Towards Cross-Modality Modeling for Time Series Analytics: A Survey in the LLM Era
Chenxi Liu, Shaowen Zhou, Qianxiong Xu, Hao Miao, Cheng Long, Ziyue Li, Rui Zhao
TL;DR
This survey addresses the cross-modality gap between time series data and textual representations in the LLM era by proposing a textual-data-centric taxonomy that partitions textual inputs into numerical prompts, statistical prompts, contextual prompts, and word token embeddings. It formalizes the cross-modality objective as $f:(oldsymbol{X},\boldsymbol{T})\rightarrow \boldsymbol{Y}$ and organizes methods into alignment (retrieval, contrastive learning, knowledge distillation) and fusion (addition, concatenation) strategies. Through multi-domain experiments on five real-world datasets, the study shows that textual data—especially numerical prompts—and retrieval-based alignment substantially boost forecasting performance, with domain-specific effects outlined. The paper also discusses future directions in multi-modality integration, efficiency, and transparency, providing actionable guidance for researchers and practitioners developing LLM-based time series analytics.
Abstract
The proliferation of edge devices has generated an unprecedented volume of time series data across different domains, motivating various well-customized methods. Recently, Large Language Models (LLMs) have emerged as a new paradigm for time series analytics by leveraging the shared sequential nature of textual data and time series. However, a fundamental cross-modality gap between time series and LLMs exists, as LLMs are pre-trained on textual corpora and are not inherently optimized for time series. Many recent proposals are designed to address this issue. In this survey, we provide an up-to-date overview of LLMs-based cross-modality modeling for time series analytics. We first introduce a taxonomy that classifies existing approaches into four groups based on the type of textual data employed for time series modeling. We then summarize key cross-modality strategies, e.g., alignment and fusion, and discuss their applications across a range of downstream tasks.
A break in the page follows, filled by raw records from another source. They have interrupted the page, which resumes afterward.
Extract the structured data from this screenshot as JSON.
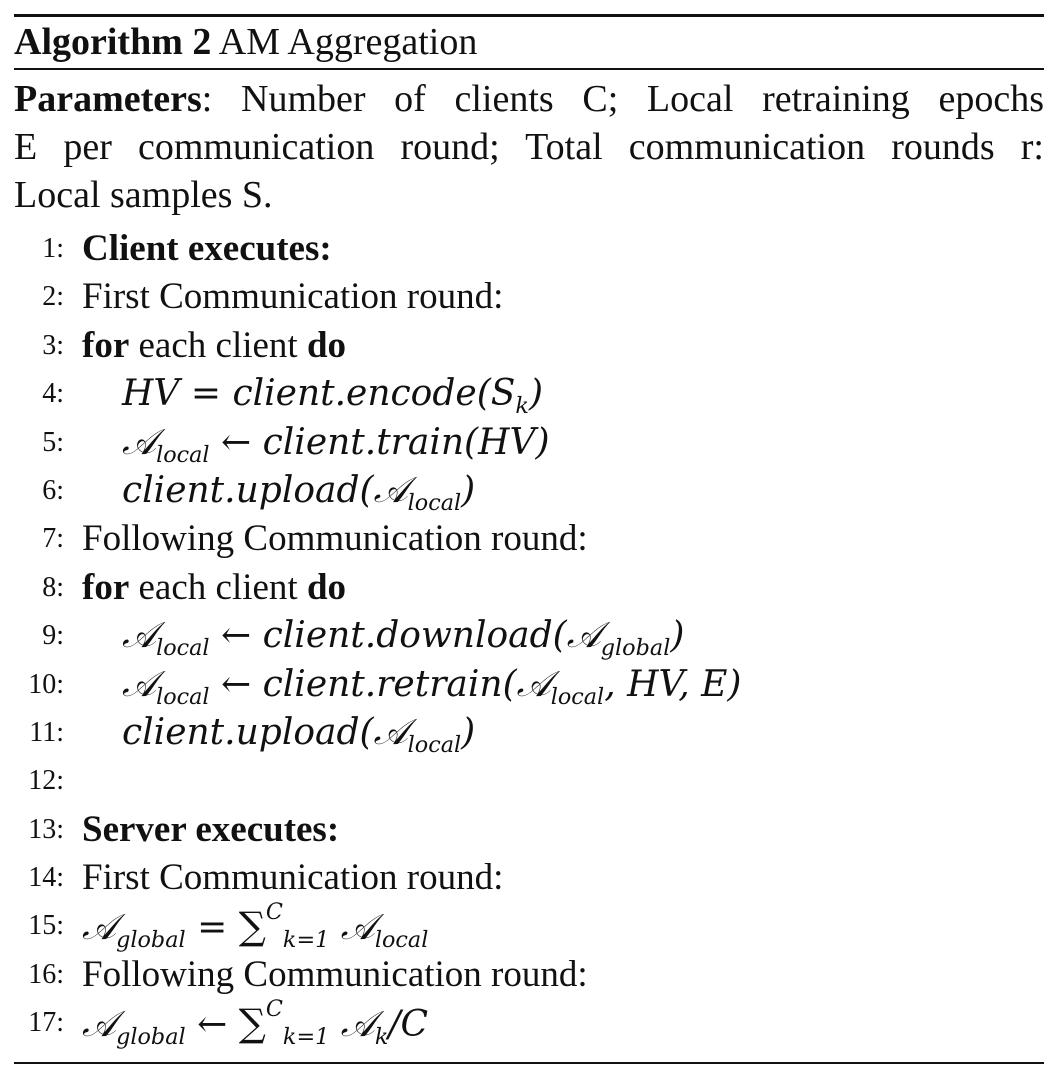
{
  "algorithm": {
    "label": "Algorithm 2",
    "name": "AM Aggregation"
  },
  "parameters": {
    "heading": "Parameters",
    "line1": ": Number of clients C; Local retraining epochs",
    "line2": "E per communication round; Total communication rounds r:",
    "line3": "Local samples S."
  },
  "steps": [
    {
      "num": "1:",
      "text": "Client executes:"
    },
    {
      "num": "2:",
      "text": "First Communication round:"
    },
    {
      "num": "3:",
      "kw1": "for",
      "text": " each client ",
      "kw2": "do"
    },
    {
      "num": "4:",
      "text": "HV = client.encode(S",
      "sub": "k",
      "tail": ")"
    },
    {
      "num": "5:",
      "text": "local ← client.train(HV)"
    },
    {
      "num": "6:",
      "text": "client.upload(local)"
    },
    {
      "num": "7:",
      "text": "Following Communication round:"
    },
    {
      "num": "8:",
      "kw1": "for",
      "text": " each client ",
      "kw2": "do"
    },
    {
      "num": "9:",
      "text": "local ← client.download(global)"
    },
    {
      "num": "10:",
      "text": "local ← client.retrain(local, HV, E)"
    },
    {
      "num": "11:",
      "text": "client.upload(local)"
    },
    {
      "num": "12:",
      "text": ""
    },
    {
      "num": "13:",
      "text": "Server executes:"
    },
    {
      "num": "14:",
      "text": "First Communication round:"
    },
    {
      "num": "15:",
      "text": "global = ∑ k=1 C local"
    },
    {
      "num": "16:",
      "text": "Following Communication round:"
    },
    {
      "num": "17:",
      "text": "global ← ∑ k=1 C k/C"
    }
  ],
  "symbols": {
    "A": "𝒜",
    "local": "local",
    "global": "global",
    "k": "k",
    "sum": "∑",
    "k_eq_1": "k=1",
    "C": "C"
  }
}
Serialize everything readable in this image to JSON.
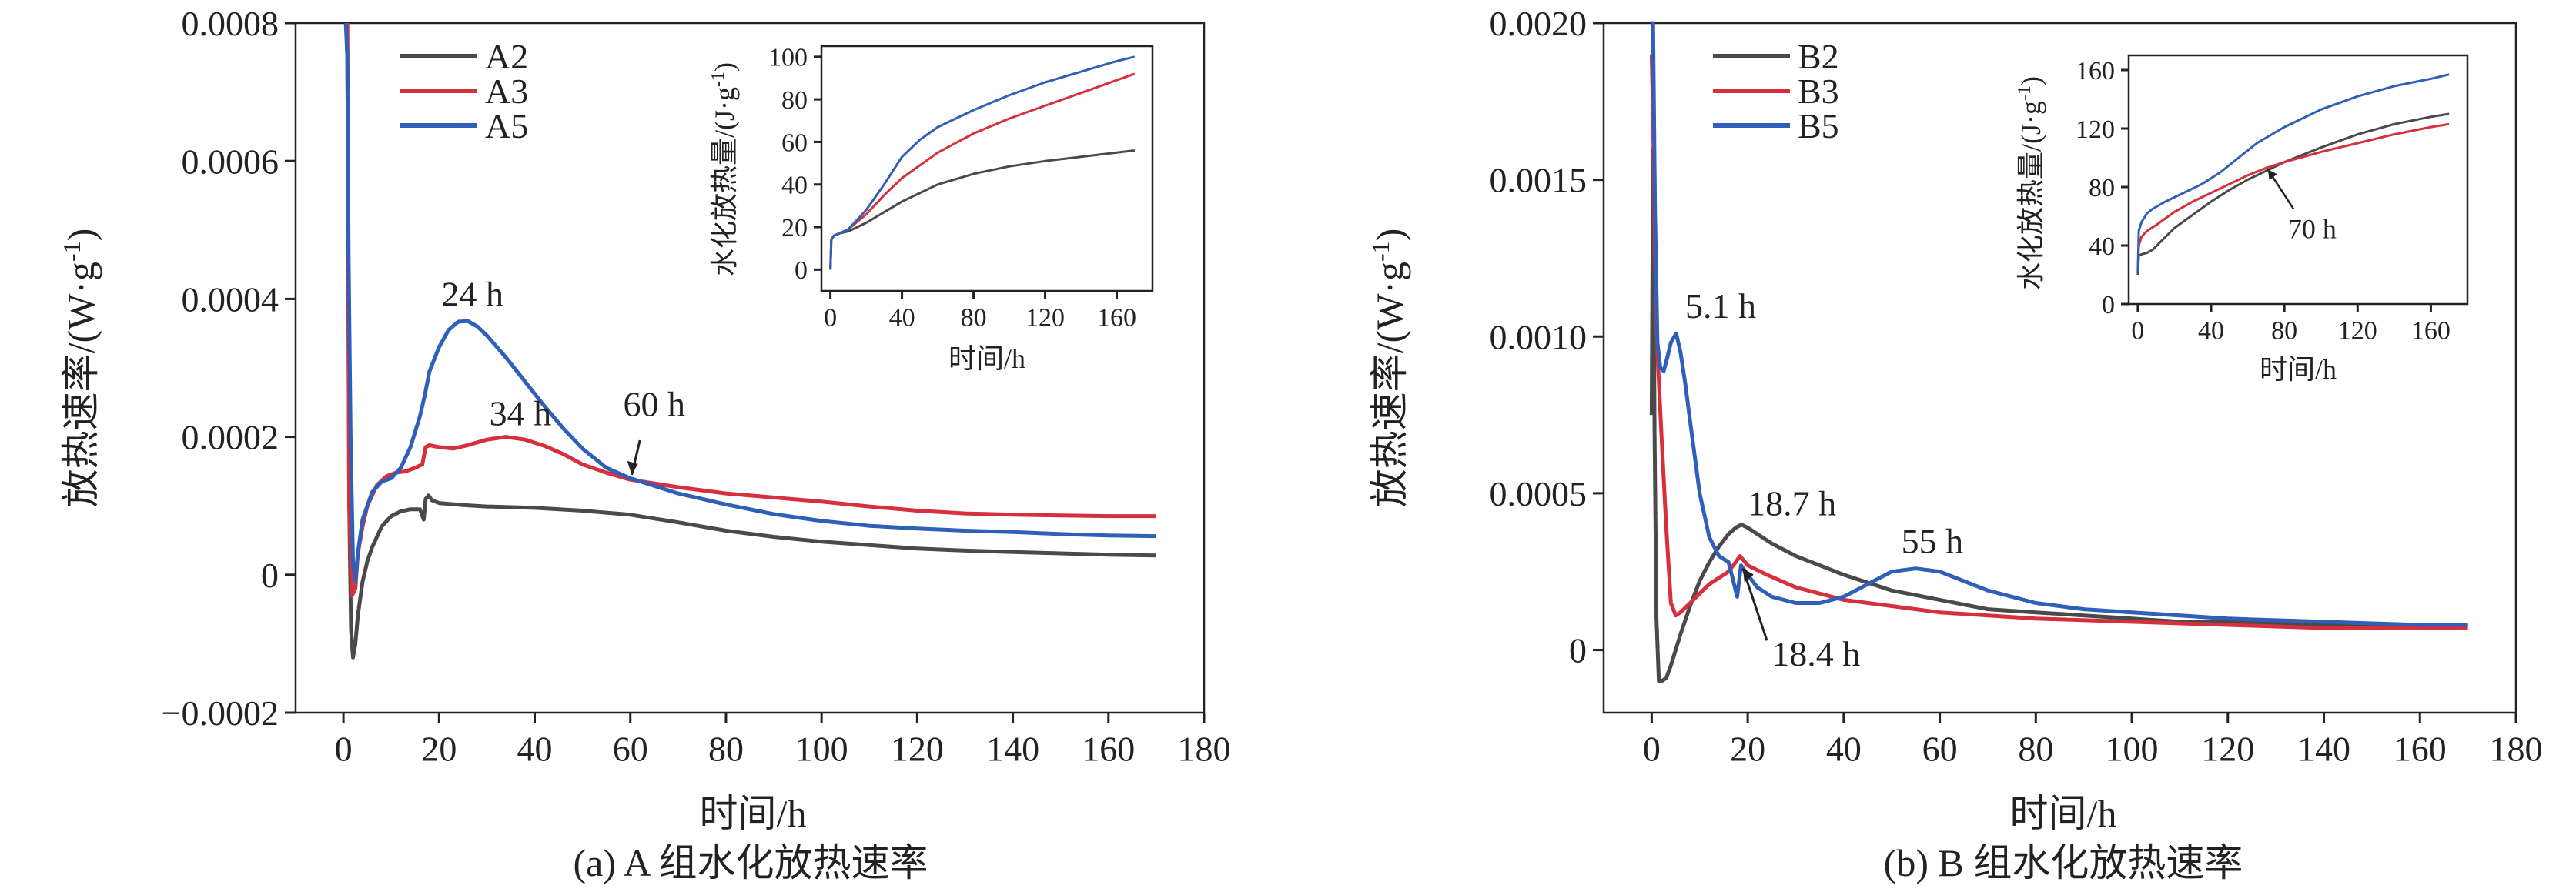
{
  "chart_data": [
    {
      "type": "line",
      "caption": "(a) A 组水化放热速率",
      "xlabel": "时间/h",
      "ylabel": "放热速率/(W·g",
      "ylabel_sup": "-1",
      "ylabel_end": ")",
      "xlim": [
        -10,
        180
      ],
      "ylim": [
        -0.0002,
        0.0008
      ],
      "xticks": [
        0,
        20,
        40,
        60,
        80,
        100,
        120,
        140,
        160,
        180
      ],
      "yticks": [
        -0.0002,
        0,
        0.0002,
        0.0004,
        0.0006,
        0.0008
      ],
      "ytick_labels": [
        "−0.0002",
        "0",
        "0.0002",
        "0.0004",
        "0.0006",
        "0.0008"
      ],
      "series": [
        {
          "name": "A2",
          "color": "#4a4a4a",
          "x": [
            0.8,
            1.2,
            1.6,
            2.0,
            2.5,
            3,
            4,
            5,
            6,
            8,
            10,
            12,
            14,
            16,
            16.8,
            17.2,
            17.8,
            18.5,
            20,
            25,
            30,
            40,
            50,
            60,
            70,
            80,
            90,
            100,
            110,
            120,
            130,
            140,
            150,
            160,
            170
          ],
          "y": [
            0.0008,
            0.0001,
            -8e-05,
            -0.00012,
            -0.0001,
            -6e-05,
            -1e-05,
            2e-05,
            4e-05,
            7e-05,
            8.5e-05,
            9.2e-05,
            9.5e-05,
            9.5e-05,
            8e-05,
            0.00011,
            0.000115,
            0.000108,
            0.000104,
            0.000101,
            9.9e-05,
            9.7e-05,
            9.3e-05,
            8.7e-05,
            7.6e-05,
            6.4e-05,
            5.5e-05,
            4.8e-05,
            4.3e-05,
            3.8e-05,
            3.5e-05,
            3.3e-05,
            3.1e-05,
            2.9e-05,
            2.8e-05
          ]
        },
        {
          "name": "A3",
          "color": "#d6303c",
          "x": [
            0.8,
            1.2,
            1.8,
            2.5,
            3,
            4,
            5,
            7,
            9,
            11,
            13,
            15,
            16.5,
            17.2,
            18,
            20,
            23,
            26,
            30,
            34,
            38,
            42,
            46,
            50,
            55,
            60,
            70,
            80,
            90,
            100,
            110,
            120,
            130,
            140,
            150,
            160,
            170
          ],
          "y": [
            0.0008,
            0.0001,
            -3e-05,
            -2e-05,
            3e-05,
            7e-05,
            0.0001,
            0.00013,
            0.000143,
            0.000148,
            0.00015,
            0.000155,
            0.00016,
            0.000185,
            0.000188,
            0.000185,
            0.000183,
            0.000188,
            0.000196,
            0.0002,
            0.000196,
            0.000187,
            0.000175,
            0.00016,
            0.000148,
            0.000138,
            0.000127,
            0.000118,
            0.000112,
            0.000106,
            9.9e-05,
            9.3e-05,
            8.9e-05,
            8.7e-05,
            8.6e-05,
            8.5e-05,
            8.5e-05
          ]
        },
        {
          "name": "A5",
          "color": "#2f5fb8",
          "x": [
            0.5,
            0.8,
            1.1,
            1.5,
            2,
            2.5,
            3,
            4,
            5,
            6,
            8,
            10,
            12,
            14,
            16,
            17,
            18,
            20,
            22,
            24,
            26,
            28,
            30,
            34,
            38,
            42,
            46,
            50,
            55,
            60,
            70,
            80,
            90,
            100,
            110,
            120,
            130,
            140,
            150,
            160,
            170
          ],
          "y": [
            0.0008,
            0.00075,
            0.00045,
            0.0002,
            2e-05,
            -1e-05,
            3e-05,
            8e-05,
            0.0001,
            0.00012,
            0.000135,
            0.00014,
            0.000155,
            0.000185,
            0.00023,
            0.00026,
            0.000295,
            0.00033,
            0.000355,
            0.000367,
            0.000368,
            0.00036,
            0.000347,
            0.000315,
            0.00028,
            0.000245,
            0.000212,
            0.000183,
            0.000155,
            0.00014,
            0.000118,
            0.000102,
            8.8e-05,
            7.8e-05,
            7.1e-05,
            6.7e-05,
            6.4e-05,
            6.2e-05,
            5.9e-05,
            5.7e-05,
            5.6e-05
          ]
        }
      ],
      "annotations": [
        {
          "text": "24 h",
          "x": 27,
          "y": 0.00039
        },
        {
          "text": "34 h",
          "x": 37,
          "y": 0.000217
        },
        {
          "text": "60 h",
          "x": 65,
          "y": 0.00023
        }
      ],
      "inset": {
        "xlabel": "时间/h",
        "ylabel": "水化放热量/(J·g",
        "ylabel_sup": "-1",
        "ylabel_end": ")",
        "xlim": [
          -5,
          180
        ],
        "ylim": [
          -10,
          105
        ],
        "xticks": [
          0,
          40,
          80,
          120,
          160
        ],
        "yticks": [
          0,
          20,
          40,
          60,
          80,
          100
        ],
        "series": [
          {
            "name": "A2",
            "color": "#4a4a4a",
            "x": [
              0,
              0.5,
              2,
              5,
              10,
              20,
              30,
              40,
              60,
              80,
              100,
              120,
              140,
              160,
              170
            ],
            "y": [
              0,
              14,
              16,
              17,
              18,
              22,
              27,
              32,
              40,
              45,
              48.5,
              51,
              53,
              55,
              56
            ]
          },
          {
            "name": "A3",
            "color": "#d6303c",
            "x": [
              0,
              0.5,
              2,
              5,
              10,
              20,
              30,
              40,
              60,
              80,
              100,
              120,
              140,
              160,
              170
            ],
            "y": [
              0,
              14,
              16,
              17,
              19,
              26,
              35,
              43,
              55,
              64,
              71,
              77,
              83,
              89,
              92
            ]
          },
          {
            "name": "A5",
            "color": "#2f5fb8",
            "x": [
              0,
              0.5,
              2,
              5,
              10,
              20,
              30,
              40,
              50,
              60,
              80,
              100,
              120,
              140,
              160,
              170
            ],
            "y": [
              0,
              14,
              16,
              17,
              19,
              28,
              40,
              53,
              61,
              67,
              75,
              82,
              88,
              93,
              98,
              100
            ]
          }
        ]
      }
    },
    {
      "type": "line",
      "caption": "(b) B 组水化放热速率",
      "xlabel": "时间/h",
      "ylabel": "放热速率/(W·g",
      "ylabel_sup": "-1",
      "ylabel_end": ")",
      "xlim": [
        -10,
        180
      ],
      "ylim": [
        -0.0002,
        0.002
      ],
      "xticks": [
        0,
        20,
        40,
        60,
        80,
        100,
        120,
        140,
        160,
        180
      ],
      "yticks": [
        0,
        0.0005,
        0.001,
        0.0015,
        0.002
      ],
      "ytick_labels": [
        "0",
        "0.0005",
        "0.0010",
        "0.0015",
        "0.0020"
      ],
      "series": [
        {
          "name": "B2",
          "color": "#4a4a4a",
          "x": [
            0,
            0.3,
            0.6,
            1,
            1.5,
            2,
            3,
            4,
            6,
            8,
            10,
            12,
            14,
            16,
            17.5,
            18.7,
            20,
            22,
            25,
            30,
            35,
            40,
            50,
            60,
            70,
            80,
            90,
            100,
            110,
            120,
            140,
            160,
            170
          ],
          "y": [
            0.00075,
            0.0016,
            0.0007,
            0.0001,
            -0.0001,
            -0.0001,
            -9e-05,
            -5e-05,
            5e-05,
            0.00014,
            0.00022,
            0.00028,
            0.00033,
            0.00037,
            0.00039,
            0.0004,
            0.00039,
            0.00037,
            0.00034,
            0.0003,
            0.00027,
            0.00024,
            0.00019,
            0.00016,
            0.00013,
            0.00012,
            0.00011,
            0.0001,
            9e-05,
            9e-05,
            8e-05,
            8e-05,
            8e-05
          ]
        },
        {
          "name": "B3",
          "color": "#d6303c",
          "x": [
            0,
            0.3,
            0.7,
            1.2,
            2,
            3,
            4,
            5,
            6,
            8,
            10,
            12,
            14,
            16,
            17.5,
            18.4,
            20,
            24,
            30,
            40,
            50,
            60,
            80,
            100,
            120,
            140,
            160,
            170
          ],
          "y": [
            0.0019,
            0.0017,
            0.00125,
            0.00095,
            0.0007,
            0.0004,
            0.00015,
            0.00011,
            0.00012,
            0.00015,
            0.00018,
            0.00021,
            0.00023,
            0.00025,
            0.00028,
            0.0003,
            0.00027,
            0.00024,
            0.0002,
            0.00016,
            0.00014,
            0.00012,
            0.0001,
            9e-05,
            8e-05,
            7e-05,
            7e-05,
            7e-05
          ]
        },
        {
          "name": "B5",
          "color": "#2f5fb8",
          "x": [
            0,
            0.3,
            0.7,
            1.2,
            1.8,
            2.5,
            3.2,
            4,
            5.1,
            6,
            7,
            8,
            10,
            12,
            14,
            16,
            17,
            17.8,
            18.6,
            20,
            22,
            25,
            30,
            35,
            40,
            45,
            50,
            55,
            60,
            65,
            70,
            80,
            90,
            100,
            120,
            140,
            160,
            170
          ],
          "y": [
            0.002,
            0.002,
            0.0014,
            0.00098,
            0.0009,
            0.00089,
            0.00093,
            0.00098,
            0.00101,
            0.00095,
            0.00085,
            0.00073,
            0.0005,
            0.00036,
            0.0003,
            0.00028,
            0.00022,
            0.00017,
            0.00027,
            0.00024,
            0.0002,
            0.00017,
            0.00015,
            0.00015,
            0.00017,
            0.00021,
            0.00025,
            0.00026,
            0.00025,
            0.00022,
            0.00019,
            0.00015,
            0.00013,
            0.00012,
            0.0001,
            9e-05,
            8e-05,
            8e-05
          ]
        }
      ],
      "annotations": [
        {
          "text": "5.1 h",
          "x": 7,
          "y": 0.00106
        },
        {
          "text": "18.7 h",
          "x": 20,
          "y": 0.00043
        },
        {
          "text": "55 h",
          "x": 52,
          "y": 0.00031
        },
        {
          "text": "18.4 h",
          "x": 25,
          "y": -5e-05
        }
      ],
      "inset": {
        "xlabel": "时间/h",
        "ylabel": "水化放热量/(J·g",
        "ylabel_sup": "-1",
        "ylabel_end": ")",
        "xlim": [
          -5,
          180
        ],
        "ylim": [
          0,
          170
        ],
        "xticks": [
          0,
          40,
          80,
          120,
          160
        ],
        "yticks": [
          0,
          40,
          80,
          120,
          160
        ],
        "annotation": "70 h",
        "series": [
          {
            "name": "B2",
            "color": "#4a4a4a",
            "x": [
              0,
              0.5,
              2,
              5,
              8,
              12,
              20,
              30,
              40,
              50,
              60,
              70,
              80,
              100,
              120,
              140,
              160,
              170
            ],
            "y": [
              20,
              33,
              34,
              35,
              37,
              42,
              52,
              61,
              70,
              78,
              85,
              91,
              97,
              107,
              116,
              123,
              128,
              130
            ]
          },
          {
            "name": "B3",
            "color": "#d6303c",
            "x": [
              0,
              0.5,
              2,
              5,
              10,
              20,
              30,
              40,
              50,
              60,
              70,
              80,
              100,
              120,
              140,
              160,
              170
            ],
            "y": [
              22,
              40,
              46,
              50,
              54,
              63,
              70,
              76,
              82,
              88,
              93,
              97,
              104,
              110,
              116,
              121,
              123
            ]
          },
          {
            "name": "B5",
            "color": "#2f5fb8",
            "x": [
              0,
              0.5,
              2,
              5,
              8,
              15,
              25,
              35,
              45,
              55,
              65,
              80,
              100,
              120,
              140,
              160,
              170
            ],
            "y": [
              22,
              50,
              56,
              62,
              65,
              70,
              76,
              82,
              90,
              100,
              110,
              121,
              133,
              142,
              149,
              154,
              157
            ]
          }
        ]
      }
    }
  ]
}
Furthermore, we conduct experiments on multimodal datasets from different application domains to investigate effective combinations of textual data and cross-modality strategies for enhancing time series analytics. Finally, we suggest several promising directions for future research. This survey is designed for a range of professionals, researchers, and practitioners interested in LLM-based time series modeling.